Common concerns — fertility, prostate, red blood cells
Fertility
Exogenous testosterone suppresses the body's own testosterone production via feedback on the pituitary, which reduces sperm production, sometimes significantly. Men who want to father children in the near future should raise this before starting TRT. Alternatives exist that support fertility while addressing symptoms, and a clinician will advise based on your individual circumstances.
Prostate
TRT does not appear to cause prostate cancer in men who do not already have it, but it is contraindicated in active prostate cancer, and PSA monitoring is a standard part of follow-up. Men with significant urinary symptoms or a strong family history of prostate cancer should discuss this openly with their clinician.

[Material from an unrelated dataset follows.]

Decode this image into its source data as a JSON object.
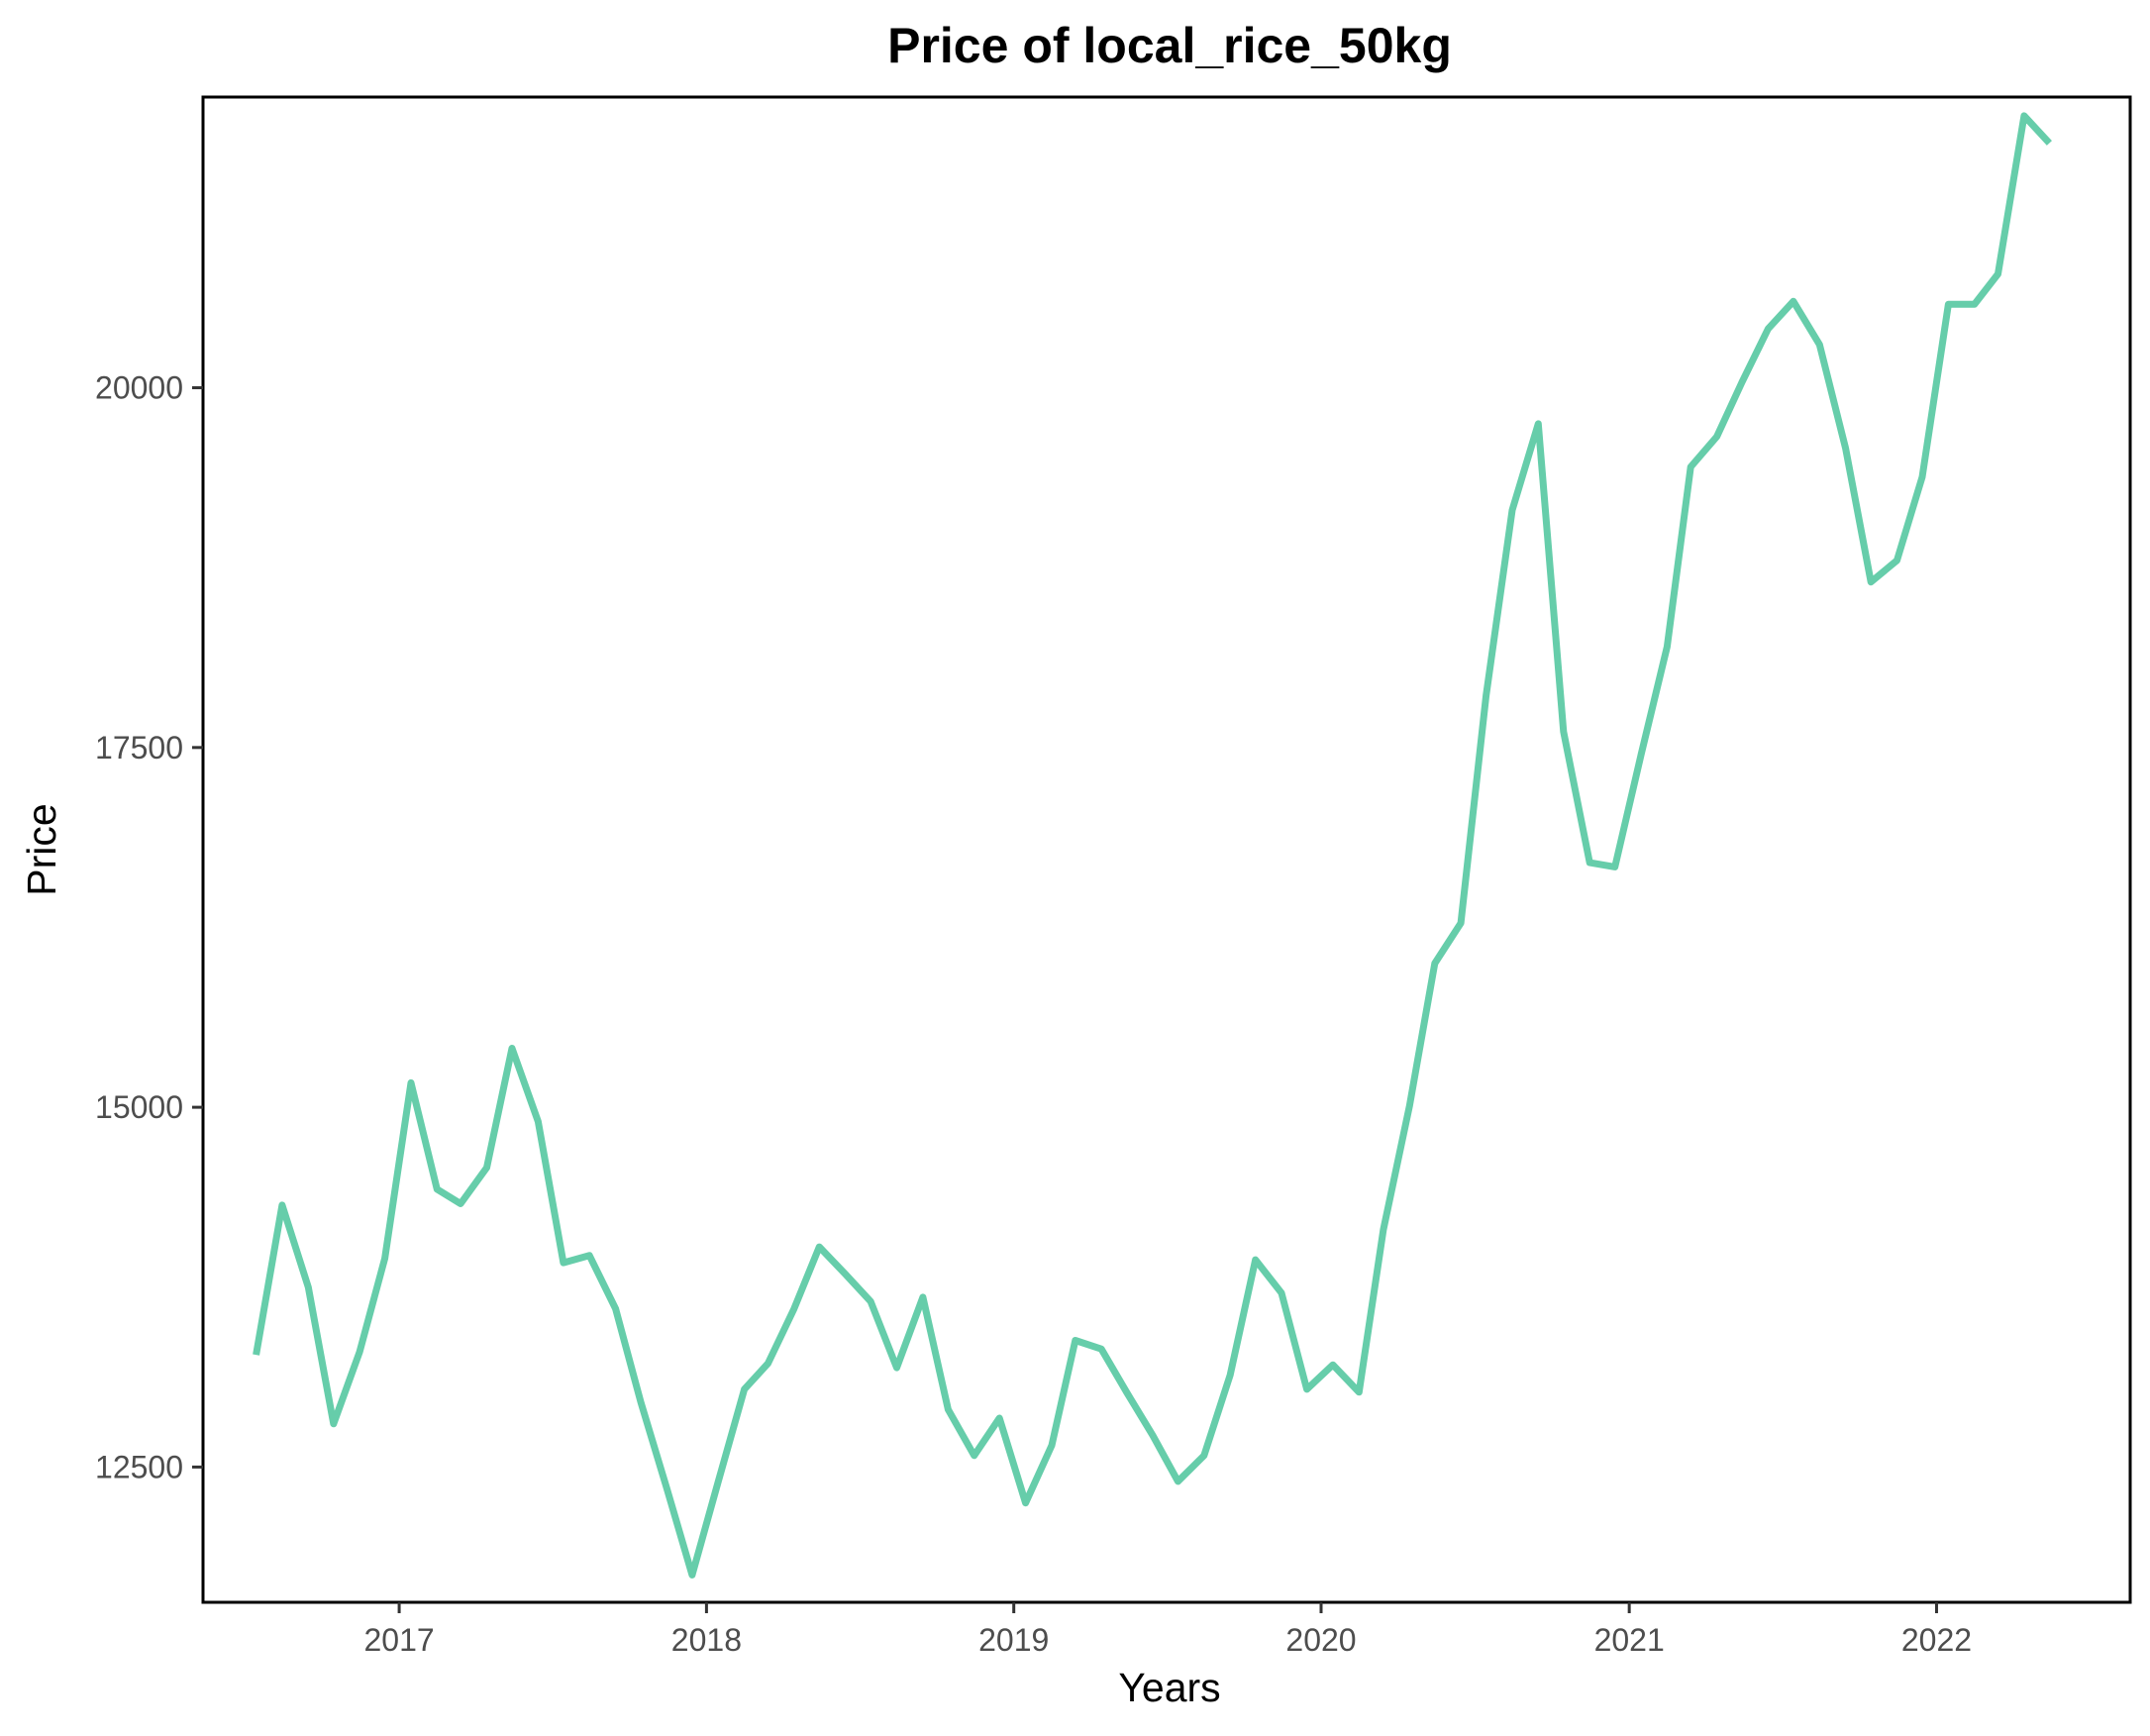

Red blood cells (polycythaemia)
TRT can raise haematocrit. A moderate rise is expected; a significant rise raises the risk of blood clots and is one of the main reasons for regular blood monitoring. Dose reduction, switching formulation or occasional venesection are all responses used in practice.
Who should not have TRT
TRT is not appropriate in active prostate or male breast cancer, in men with a haematocrit above the accepted threshold at baseline, in untreated severe sleep apnoea, or in men actively trying to conceive without discussion of alternatives. Uncontrolled heart failure and recent major cardiovascular events are also reasons to defer or reconsider. A UK-registered clinician will screen for all of these at the initial assessment.
How TRT interacts with related concerns
Men often ask about testosterone in the context of related concerns such as hair loss and sexual function. Our related articles on low testosterone and hair loss and erectile dysfunction go into these in more detail. In short, TRT is not a treatment for male-pattern hair loss and is not the first-line treatment for ED unless hypogonadism is confirmed as part of the picture.
Working with a Farmeci clinician
A Farmeci consultation for suspected low testosterone starts with a proper symptom review and, where appropriate, arranging morning bloods. If hypogonadism is confirmed after the full workup, treatment options are discussed alongside the monitoring plan, and the clinician will set expectations around what TRT does and doesn't do. If symptoms turn out to be driven by something other than low testosterone — stress, sleep, medication side effects, weight — the conversation shifts to addressing that instead. TRT is powerful when used in the right person; it is not a general wellness treatment.